Introns are areas of DNA that must be discarded from the primary RNA transcript. The most common are of the eukaryotic RNA class, mainly in messenger RNAs, in the same way they can be located in certain prokaryotic rRNAs and tRNAs. The quantity and dimension of introns is very diverse between species. They were first discovered by chemists Phillips Allen Sharp and Richard J. Roberts.
The research carried out by these specialists on introns made them worthy of the Nobel Prize in physiology and medicine. However, the term “intron” was brought to light by the biochemist Walter Gilbert, in 1978.
Introns can represent an optional area of "splicing" better known as " splicing ", being able to originate different forms of proteins. The splicing process will be controlled by a wide variety of molecular signals.

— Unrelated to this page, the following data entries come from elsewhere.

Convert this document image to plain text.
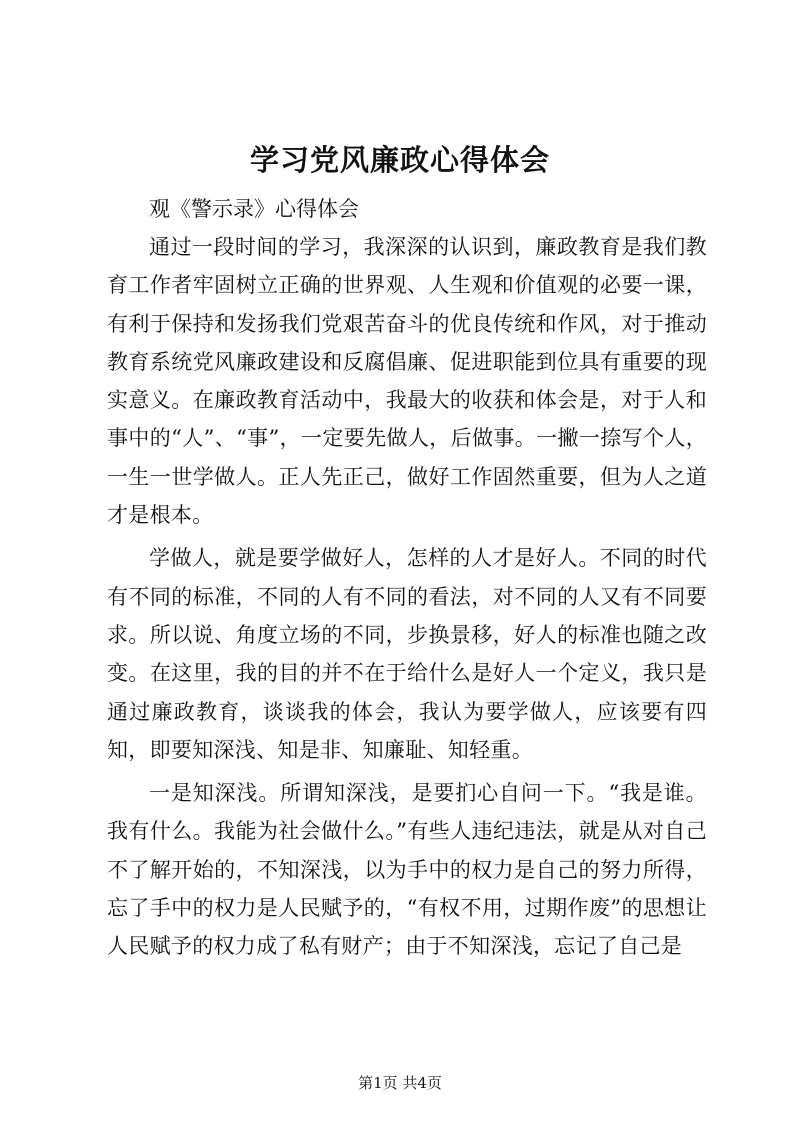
学习党风廉政心得体会
观《警示录》心得体会

通过一段时间的学习，我深深的认识到，廉政教育是我们教育工作者牢固树立正确的世界观、人生观和价值观的必要一课，有利于保持和发扬我们党艰苦奋斗的优良传统和作风，对于推动教育系统党风廉政建设和反腐倡廉、促进职能到位具有重要的现实意义。在廉政教育活动中，我最大的收获和体会是，对于人和事中的“人”、“事”，一定要先做人，后做事。一撇一捺写个人，一生一世学做人。正人先正己，做好工作固然重要，但为人之道才是根本。

学做人，就是要学做好人，怎样的人才是好人。不同的时代有不同的标准，不同的人有不同的看法，对不同的人又有不同要求。所以说、角度立场的不同，步换景移，好人的标准也随之改变。在这里，我的目的并不在于给什么是好人一个定义，我只是通过廉政教育，谈谈我的体会，我认为要学做人，应该要有四知，即要知深浅、知是非、知廉耻、知轻重。

一是知深浅。所谓知深浅，是要扪心自问一下。“我是谁。我有什么。我能为社会做什么。”有些人违纪违法，就是从对自己不了解开始的，不知深浅，以为手中的权力是自己的努力所得，忘了手中的权力是人民赋予的，“有权不用，过期作废”的思想让人民赋予的权力成了私有财产；由于不知深浅，忘记了自己是

第1页 共4页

Another interesting fact is that introns can also include old data, that is, they can contain parts of genes that could have been expressed previously, but currently do not.
Classical theories have affirmed that introns are pieces of DNA that do not have information, although this information is in debate and nowadays it does not have many supporters.
Introns are classified into:
- Class I introns.
- Class II introns.
- Class III introns.
- Class IV introns.
Class I and II introns tend to suffer from spliceosomes (splicing complex) through transesterification reactions. The times it is possible to find this group of introns in the genome, it is relatively rare. Class II and III introns are very similar and have a highly conserved secondary system. Class IV introns are found in eukaryotic tRNAs and are distinguished by being the only ones that are shed through an endonucleotide cut.
Introns can be found frequently in multicellular eukaryotes, such as humans, and less frequently in single-celled eukaryotes, such as yeast. In the case of archeas and bacteria they are rare.